But what, after all, were his grievances compared with those of this soft-eyed girl? It pricked his conscience to remember how feebly he had fought her battle. She must know that he had done little or nothing for her; yet there was something peculiarly gentle, one might have thought pitiful, in her manner toward him. His pride winced under it.
* * * * *
Sir James, too, must have his private talk with Diana—when he took her to the farther extremity of the little terrace, and told her of the results and echoes which had followed the publication, in the Times, of Wing’s dying statement.
Diana had given her sanction to the publication with trembling and a torn mind. Justice to her mother required it. There she had no doubt; and her will, therefore, hardened to the act, and to the publicity which it involved. But Sir Francis Wing’s son was still living, and what for her was piety must be for him stain and dishonor. She did not shrink; but the compunctions she could not show she felt; and, through Sir James Chide, she had written a little letter which had done something to soften the blow, as it affected a dull yet not inequitable mind.
“Does he forgive us?” she asked, in a low voice, turning her face toward the Umbrian plain, with its twinkling lights below, its stars above.
“He knows he must have done the same in our place,” said Sir James.
After a minute he looked at her closely under the electric light which dominated the terrace.
“I am afraid you have been going through a great deal,” he said, bending over her. “Put it from you when you can. You don’t know how people feel for you”
She looked up with her quick smile.
“I don’t always think of it—and oh! I am so thankful to know! I dream of them often—my father and mother—but not unhappily. They are mine—much, much more than they ever were.”
She clasped her hands, and he felt rather than saw the exaltation, the tender fire in her look.
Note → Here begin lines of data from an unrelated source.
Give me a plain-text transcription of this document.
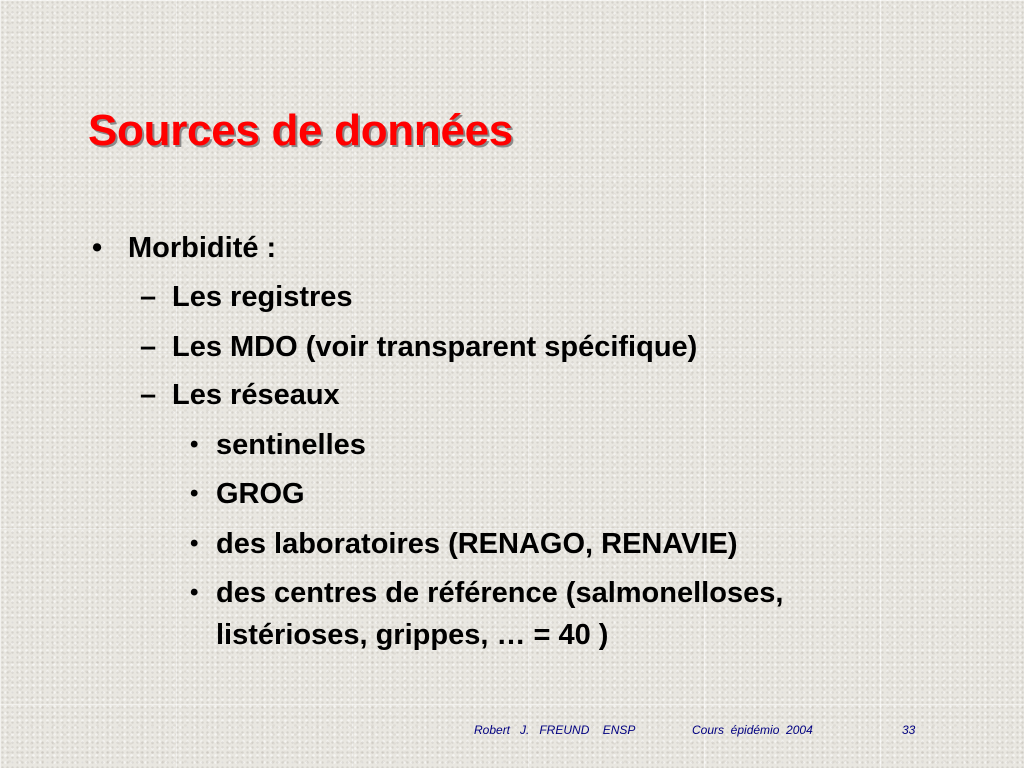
Sources de données
• Morbidité :
– Les registres
– Les MDO (voir transparent spécifique)
– Les réseaux
• sentinelles
• GROG
• des laboratoires (RENAGO, RENAVIE)
• des centres de référence (salmonelloses,
listérioses, grippes, … = 40 )
Robert   J.   FREUND    ENSP	Cours  épidémio  2004	33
All very well! But this stage would pass—must pass. She had her own life to live. And if one man had behaved like a selfish coward, all the more reason to invoke, to hurry on the worthy and the perfect lover.
* * * * *
Presently Marion Vincent appeared, and with her Frobisher, and an unknown man with a magnificent brow, dark eyes of a remarkable vivacity, and a Southern eloquence both of speech and gesture. He proved to be a famous Italian, a poet well known to European fame, who, having married an English wife, had settled himself at Assisi for the study of St. Francis and the Franciscan literature. He became at once the centre of a circle which grouped itself on the terrace, while he pointed to spot after spot, dimly white on the shadows of the moon-lit plain, linking each with the Franciscan legend and the passion of Franciscan poetry.